Filter and Sample
Sometimes we come across tables that contain a large number of rows, and performing validations on these tables would take a considerable amount of time. To avoid this waste of time, we could perform this validation on a portion of the table, on a representative sample of the entire data population. rudol allows you to take a subset of rows from the table to apply validations. There are three mutually exclusive ways to take a subset of rows from the entire table:
Filter by dimension
Take a sample
andOptimize for append-only tables
To use one of these options, when creating a new Validation Group you should check the Run on a portion of the table
checkbox.
And then the aforementioned options will appear
Filter by dimension
This option allows you to filter the table rows that contain a given value in a column. This way the validations will only be executed on the rows that fulfill this condition. This feature is also helpful when you need to define different validations for different subsets of rows that belong to the same table.

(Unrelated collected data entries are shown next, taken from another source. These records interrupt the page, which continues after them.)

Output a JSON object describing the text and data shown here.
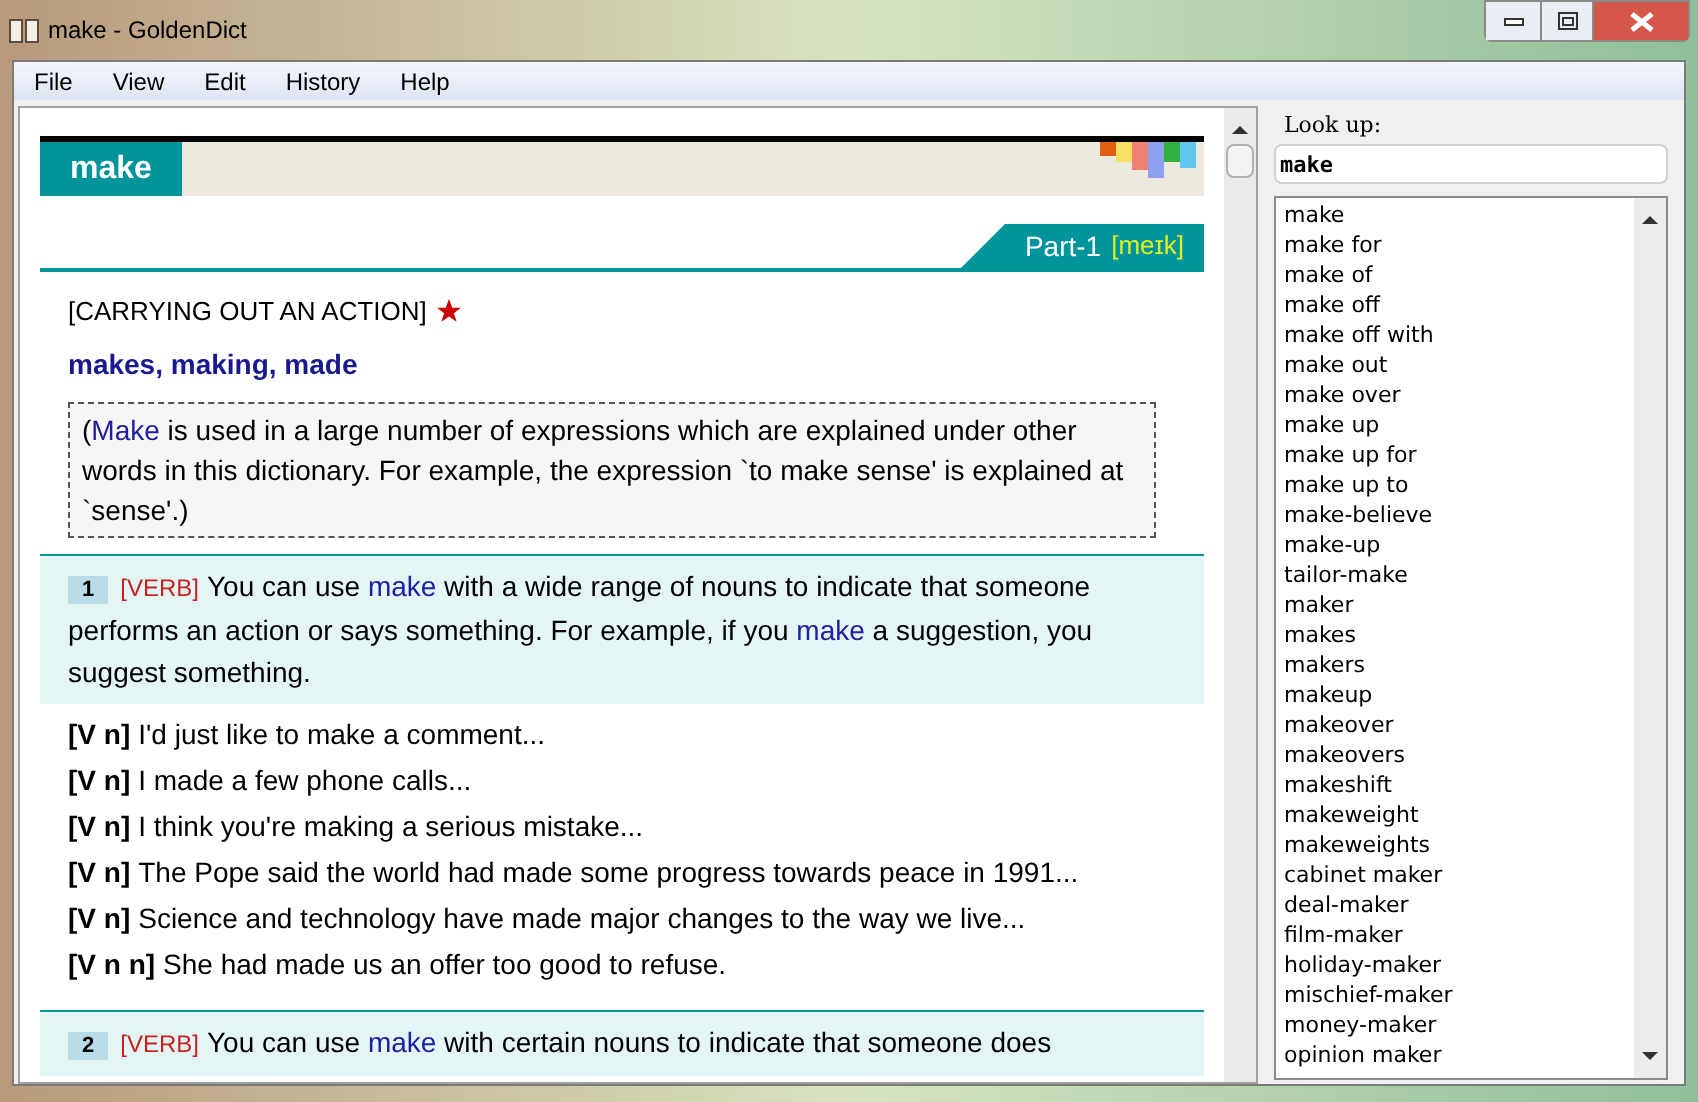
{
  "window": {
    "title": "make - GoldenDict"
  },
  "menu": [
    "File",
    "View",
    "Edit",
    "History",
    "Help"
  ],
  "article": {
    "headword": "make",
    "part_label": "Part-1",
    "pronunciation": "[meɪk]",
    "category": "[CARRYING OUT AN ACTION]",
    "forms": "makes, making, made",
    "note": [
      {
        "kind": "plain",
        "text": "("
      },
      {
        "kind": "keyword",
        "text": "Make"
      },
      {
        "kind": "plain",
        "text": " is used in a large number of expressions which are explained under other words in this dictionary. For example, the expression `to make sense' is explained at `sense'.)"
      }
    ],
    "senses": [
      {
        "number": "1",
        "pos": "[VERB]",
        "definition": [
          {
            "kind": "plain",
            "text": "You can use "
          },
          {
            "kind": "keyword",
            "text": "make"
          },
          {
            "kind": "plain",
            "text": " with a wide range of nouns to indicate that someone performs an action or says something. For example, if you "
          },
          {
            "kind": "keyword",
            "text": "make"
          },
          {
            "kind": "plain",
            "text": " a suggestion, you suggest something."
          }
        ],
        "examples": [
          {
            "pattern": "[V n]",
            "text": "I'd just like to make a comment..."
          },
          {
            "pattern": "[V n]",
            "text": "I made a few phone calls..."
          },
          {
            "pattern": "[V n]",
            "text": "I think you're making a serious mistake..."
          },
          {
            "pattern": "[V n]",
            "text": "The Pope said the world had made some progress towards peace in 1991..."
          },
          {
            "pattern": "[V n]",
            "text": "Science and technology have made major changes to the way we live..."
          },
          {
            "pattern": "[V n n]",
            "text": "She had made us an offer too good to refuse."
          }
        ]
      },
      {
        "number": "2",
        "pos": "[VERB]",
        "definition": [
          {
            "kind": "plain",
            "text": "You can use "
          },
          {
            "kind": "keyword",
            "text": "make"
          },
          {
            "kind": "plain",
            "text": " with certain nouns to indicate that someone does"
          }
        ]
      }
    ]
  },
  "lookup": {
    "label": "Look up:",
    "value": "make",
    "results": [
      "make",
      "make for",
      "make of",
      "make off",
      "make off with",
      "make out",
      "make over",
      "make up",
      "make up for",
      "make up to",
      "make-believe",
      "make-up",
      "tailor-make",
      "maker",
      "makes",
      "makers",
      "makeup",
      "makeover",
      "makeovers",
      "makeshift",
      "makeweight",
      "makeweights",
      "cabinet maker",
      "deal-maker",
      "film-maker",
      "holiday-maker",
      "mischief-maker",
      "money-maker",
      "opinion maker"
    ]
  }
}
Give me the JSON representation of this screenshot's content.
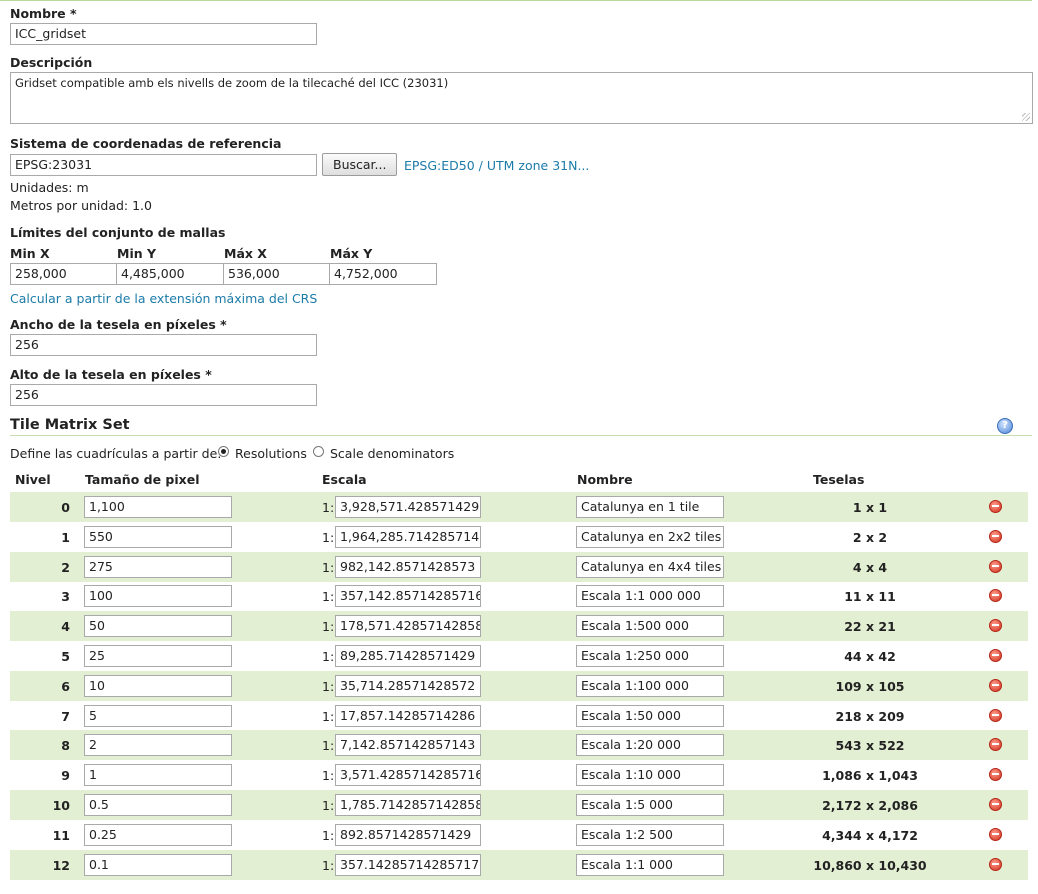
{
  "form": {
    "name_label": "Nombre *",
    "name_value": "ICC_gridset",
    "description_label": "Descripción",
    "description_value": "Gridset compatible amb els nivells de zoom de la tilecaché del ICC (23031)",
    "crs_label": "Sistema de coordenadas de referencia",
    "crs_value": "EPSG:23031",
    "search_button": "Buscar...",
    "crs_link": "EPSG:ED50 / UTM zone 31N...",
    "units_text": "Unidades: m",
    "meters_per_unit_text": "Metros por unidad: 1.0",
    "bounds_label": "Límites del conjunto de mallas",
    "bounds": {
      "minx_label": "Min X",
      "minx_value": "258,000",
      "miny_label": "Min Y",
      "miny_value": "4,485,000",
      "maxx_label": "Máx X",
      "maxx_value": "536,000",
      "maxy_label": "Máx Y",
      "maxy_value": "4,752,000"
    },
    "compute_link": "Calcular a partir de la extensión máxima del CRS",
    "tile_width_label": "Ancho de la tesela en píxeles *",
    "tile_width_value": "256",
    "tile_height_label": "Alto de la tesela en píxeles *",
    "tile_height_value": "256"
  },
  "matrix": {
    "title": "Tile Matrix Set",
    "help_icon": "help-icon",
    "define_label": "Define las cuadrículas a partir de:",
    "option_resolutions": "Resolutions",
    "option_scale": "Scale denominators",
    "selected_option": "Resolutions",
    "headers": {
      "level": "Nivel",
      "pixel_size": "Tamaño de pixel",
      "scale": "Escala",
      "name": "Nombre",
      "tiles": "Teselas"
    },
    "scale_prefix": "1:",
    "rows": [
      {
        "level": "0",
        "pixel_size": "1,100",
        "scale": "3,928,571.428571429",
        "name": "Catalunya en 1 tile",
        "tiles": "1 x 1"
      },
      {
        "level": "1",
        "pixel_size": "550",
        "scale": "1,964,285.714285714",
        "name": "Catalunya en 2x2 tiles",
        "tiles": "2 x 2"
      },
      {
        "level": "2",
        "pixel_size": "275",
        "scale": "982,142.8571428573",
        "name": "Catalunya en 4x4 tiles",
        "tiles": "4 x 4"
      },
      {
        "level": "3",
        "pixel_size": "100",
        "scale": "357,142.85714285716",
        "name": "Escala 1:1 000 000",
        "tiles": "11 x 11"
      },
      {
        "level": "4",
        "pixel_size": "50",
        "scale": "178,571.42857142858",
        "name": "Escala 1:500 000",
        "tiles": "22 x 21"
      },
      {
        "level": "5",
        "pixel_size": "25",
        "scale": "89,285.71428571429",
        "name": "Escala 1:250 000",
        "tiles": "44 x 42"
      },
      {
        "level": "6",
        "pixel_size": "10",
        "scale": "35,714.28571428572",
        "name": "Escala 1:100 000",
        "tiles": "109 x 105"
      },
      {
        "level": "7",
        "pixel_size": "5",
        "scale": "17,857.14285714286",
        "name": "Escala 1:50 000",
        "tiles": "218 x 209"
      },
      {
        "level": "8",
        "pixel_size": "2",
        "scale": "7,142.857142857143",
        "name": "Escala 1:20 000",
        "tiles": "543 x 522"
      },
      {
        "level": "9",
        "pixel_size": "1",
        "scale": "3,571.4285714285716",
        "name": "Escala 1:10 000",
        "tiles": "1,086 x 1,043"
      },
      {
        "level": "10",
        "pixel_size": "0.5",
        "scale": "1,785.7142857142858",
        "name": "Escala 1:5 000",
        "tiles": "2,172 x 2,086"
      },
      {
        "level": "11",
        "pixel_size": "0.25",
        "scale": "892.8571428571429",
        "name": "Escala 1:2 500",
        "tiles": "4,344 x 4,172"
      },
      {
        "level": "12",
        "pixel_size": "0.1",
        "scale": "357.14285714285717",
        "name": "Escala 1:1 000",
        "tiles": "10,860 x 10,430"
      }
    ]
  },
  "colors": {
    "row_alt": "#e3efd3",
    "link": "#1c7ba8",
    "delete": "#d0301c"
  },
  "icons": {
    "delete": "delete-icon",
    "help": "help-icon"
  }
}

For example, suppose we have the following table
ID | ANIMAL | AGE |
---|---|---|
1 | DOG | 3 |
2 | CAT | 3 |
3 | COW | 4 |
and we only need to validate the rows with animals that are 3 years old, we simply choose the AGE
column
in the Reference Column
and put the number 3 as value in Expected Value
then the resulting subset where the validations will be executed will be:
ID | ANIMAL | AGE |
---|---|---|
1 | DOG | 3 |
2 | CAT | 3 |